I am calling this a part 2 of the “That’s your story,” in the fact that its content is derived from the jaunt I and my brother took up to Pennsylvania earlier last week, (6/16 thru 6/18) of this 2022. Now, just as the trucking industry came about for the demand of goods and services, the train had its start in a more “romantic” fashion. It has been in the middle of many historic events and documentaries. Unfortunately, most of the earlier coverage came from historic derailments, and even some head on crashes.
If it weren’t for these losses, it may have taken a lot longer for the captains of industry, and various governmental entities to figure out the longitudinal time separations. In the mainland, this is broken up into four sectors, Eastern, Central, Mountain, and Pacific. As regulated truck transport evolved, it was imperative that interstate drivers “learned the ropes” of adjusting their travel to strict time tables, and log books. (But I digress!)
Getting back to the train museum experience, the Pennsylvania Railroad Museum is located in Strasburg, Pa., (located in and about the Amish community) near Lancaster. While in that area, you get a real contrast looking first at the Amish in their still main mode of transport (the horse and buggy), then walking in to the museum, looking at those enormous behemoths! There is a model train display located in one of the rooms of the museum, but from what we were told, the more substantial model train exhibit is just down the street from “Train City.”
Across the street, there is another “tourist adventure” for those that have never been around working steam powered locomotives, and this venue offers an actual train ride as well. We did not partake of these pleasures, as I had been doing a lot of distance walking that day without a needed knee brace. (Worn out knee joints on old truck drivers – go figure!)
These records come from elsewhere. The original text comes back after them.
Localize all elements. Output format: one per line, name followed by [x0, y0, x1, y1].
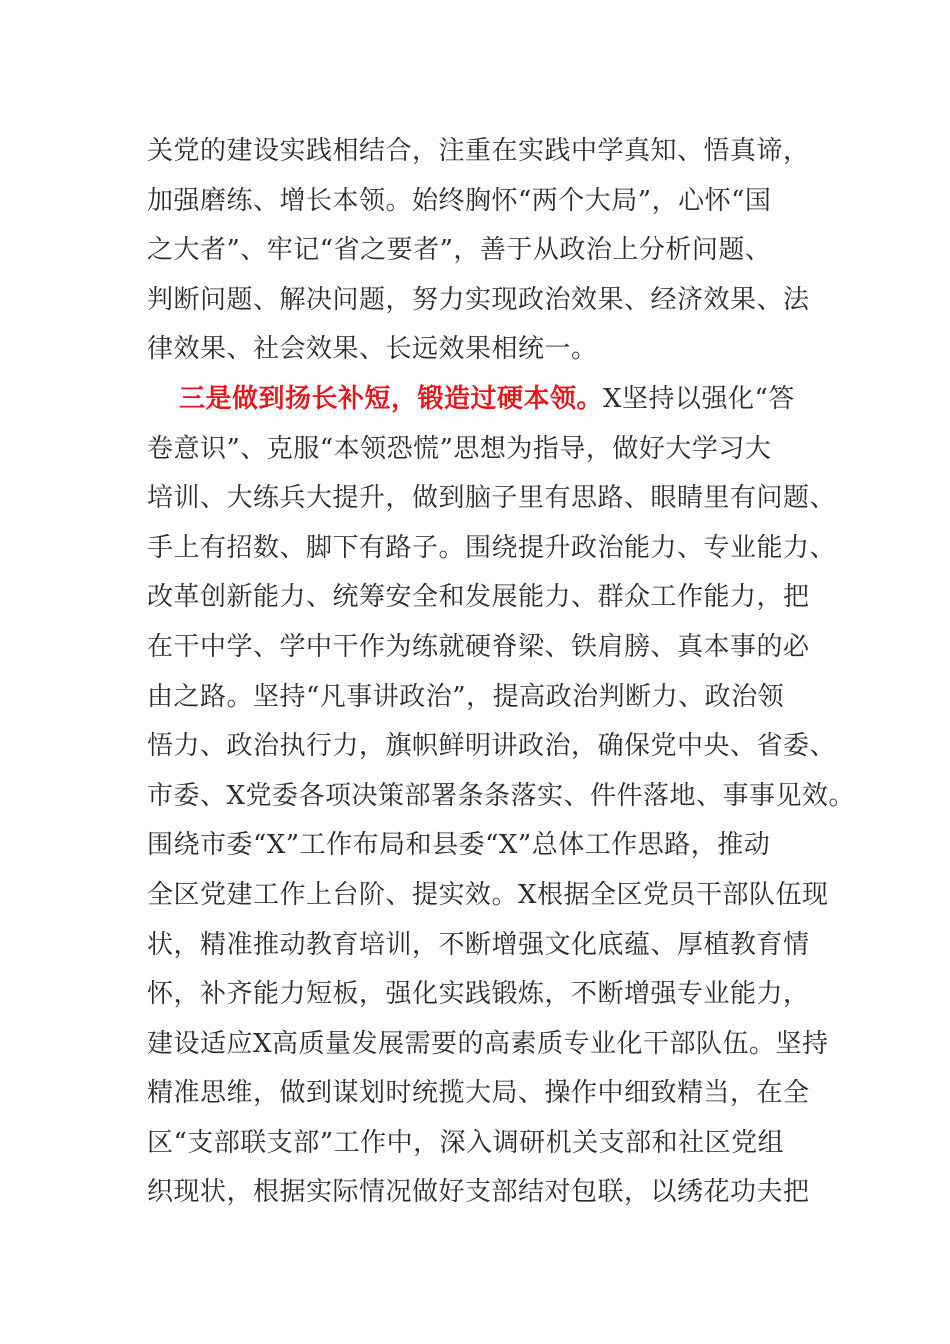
paragraph-first-line: [147, 375, 827, 425]
text-line: 判断问题、解决问题，努力实现政治效果、经济效果、法: [147, 284, 810, 315]
text-line: 之大者”、牢记“省之要者”，善于从政治上分析问题、: [147, 235, 772, 266]
text-line: 加强磨练、增长本领。始终胸怀“两个大局”，心怀“国: [147, 185, 772, 216]
text-line: 织现状，根据实际情况做好支部结对包联，以绣花功夫把: [147, 1177, 810, 1208]
text-line: 围绕市委“X”工作布局和县委“X”总体工作思路，推动: [147, 830, 771, 861]
text-line: 改革创新能力、统筹安全和发展能力、群众工作能力，把: [147, 582, 810, 613]
text-line: 区“支部联支部”工作中，深入调研机关支部和社区党组: [147, 1127, 785, 1158]
text-line: 关党的建设实践相结合，注重在实践中学真知、悟真谛，: [147, 136, 810, 166]
text-line: 律效果、社会效果、长远效果相统一。: [147, 334, 598, 365]
text-line: 怀，补齐能力短板，强化实践锻炼，不断增强专业能力，: [147, 979, 810, 1010]
text-line: 在干中学、学中干作为练就硬脊梁、铁肩膀、真本事的必: [147, 631, 810, 662]
text-line: 建设适应X高质量发展需要的高素质专业化干部队伍。坚持: [147, 1028, 829, 1059]
text-line: 市委、X党委各项决策部署条条落实、件件落地、事事见效。: [147, 780, 856, 811]
text-line: 状，精准推动教育培训，不断增强文化底蕴、厚植教育情: [147, 929, 810, 960]
body-text: [147, 127, 856, 1218]
text-line: 由之路。坚持“凡事讲政治”，提高政治判断力、政治领: [147, 681, 785, 712]
section-heading: 三是做到扬长补短，锻造过硬本领。: [179, 383, 604, 414]
text-line: 卷意识”、克服“本领恐慌”思想为指导，做好大学习大: [147, 433, 772, 464]
text-line: 悟力、政治执行力，旗帜鲜明讲政治，确保党中央、省委、: [147, 731, 837, 762]
text-span: X坚持以强化“答: [603, 383, 795, 414]
text-line: 手上有招数、脚下有路子。围绕提升政治能力、专业能力、: [147, 532, 837, 563]
text-line: 培训、大练兵大提升，做到脑子里有思路、眼睛里有问题、: [147, 483, 837, 514]
text-line: 全区党建工作上台阶、提实效。X根据全区党员干部队伍现: [147, 879, 829, 910]
text-line: 精准思维，做到谋划时统揽大局、操作中细致精当，在全: [147, 1078, 810, 1109]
In the brief time that we had to view the museum, we managed to make it past every one of the pieces of display that were housed inside of the building. There were quite a few more rail cars and locomotives on the exterior of the complex, but alas, “O.T.D.S.” was kicking in, (Old Truck Driver Syndrome)! Later on and once at home, I did some snooping around on YouTube, and picked up some rail “tidbits” that complimented the experience. I found out that the newer addition to the museum was added around 1995, and that the original building was erected at least 30 years prior to that.
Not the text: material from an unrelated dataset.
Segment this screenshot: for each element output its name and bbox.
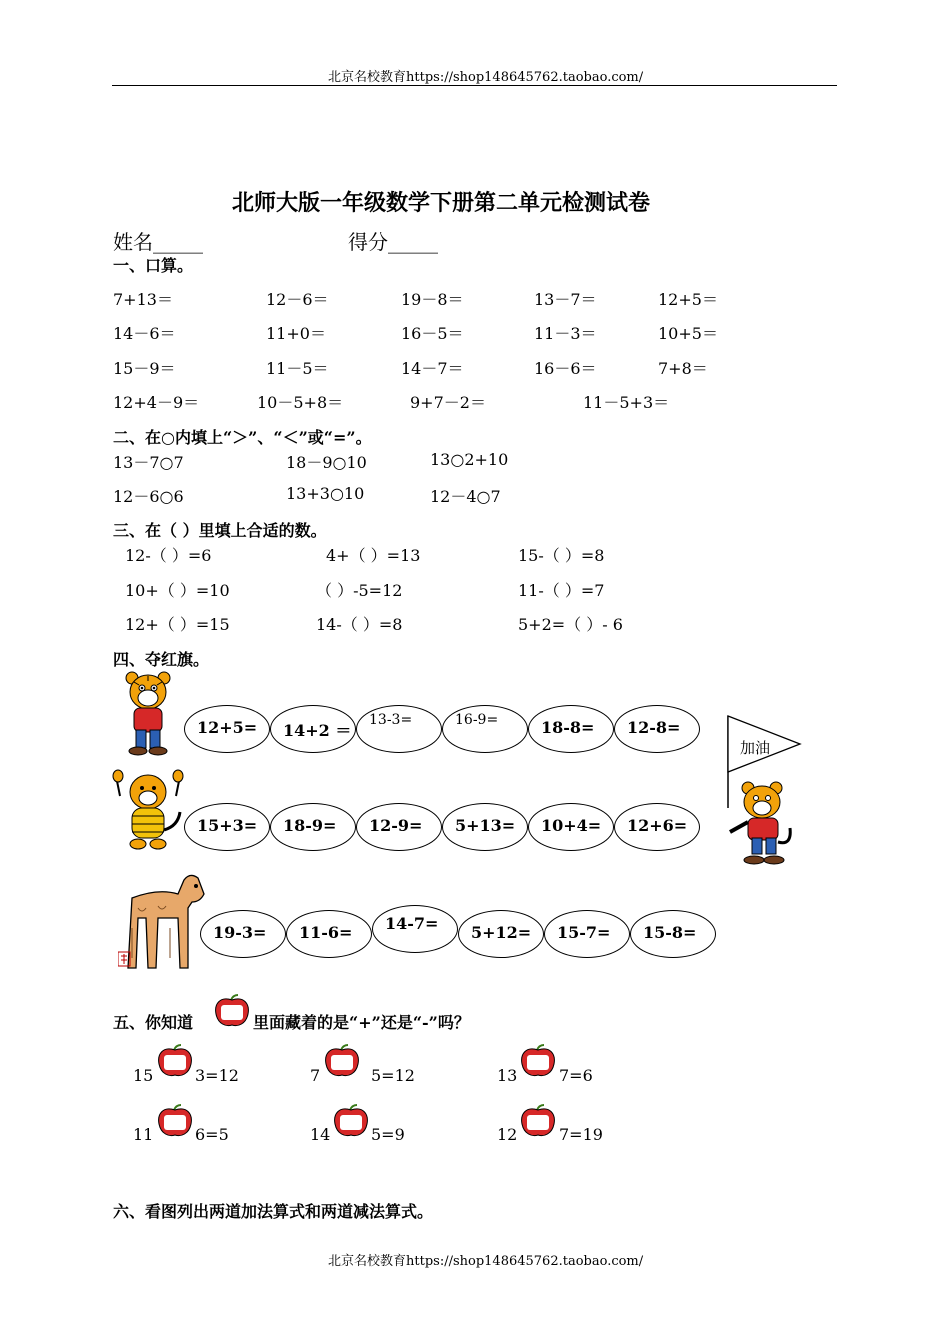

Also by doing the video homework, I came across some other interesting information. Did you know that when Charles Lindberg flew that plane “The Spirit of St. Louis” non-stop across from America to Europe (France), there was a second race that came about from it. There were 5 news companies that got newsreels of the event in Washington D.C. and needed to get them to the theaters in New York City as fast as possible. Four of them were sent by air travel, and one by train. The reels sent by plane made it to the “Big Apple” quite a while ahead of the item sent by rail, but even as the train that carried this historic news was there later, they were able to process their reel while on board the railcar, and got the news to their theater before the ones transported by plane!
Another interesting note about that excursion was that the locomotive that did the work was a “top of the line” rig, capable of traveling over 100 M.P.H.! Now, as I do my (hobby work) on this piece, I can say that it was started at 3:15 AM, and it took mere seconds to transfer a picture from my phone to the P.C. here at my desk. (My how the times, they have changed!) People back in the early 1900`s were ecstatic if they could mail order an item from one coast, and get it delivered to the other side of the country that same month. I get cranky when a delivery ordered on Amazon takes more than five days to make it to my front door.
It made me a bit upset when the present news stations did stories of thieves in the Los Angeles area (around the rail switching track location) breaking into the cargo cars, and pillaging the freight at will. But then come to think of it, as long as there have been trains, there have been train robberies. And now we at present have come to grips with a modern day term “Porch Pirates.” One good thing that could be mentioned about the rail industry, is that they had their “feet” (or tracks) on the ground, going from one side of this great country to the other, ahead of any other “mega-transporter.”
It was not until way later that roads were formed to bring our cars and trucks to that point. As surely as car drivers curse trucks that block the roads in front of them, (and truckers do the same when a train blocks a major artery of roadway), we need both those trucks, and the trains to keep this land livable! (Now, I have not forgotten the airplane and ship in my thoughts, I just have not spent enough time around them to speak of them.) Some truckers may even tell you that they view the “trainers” kind of like an older strong brother.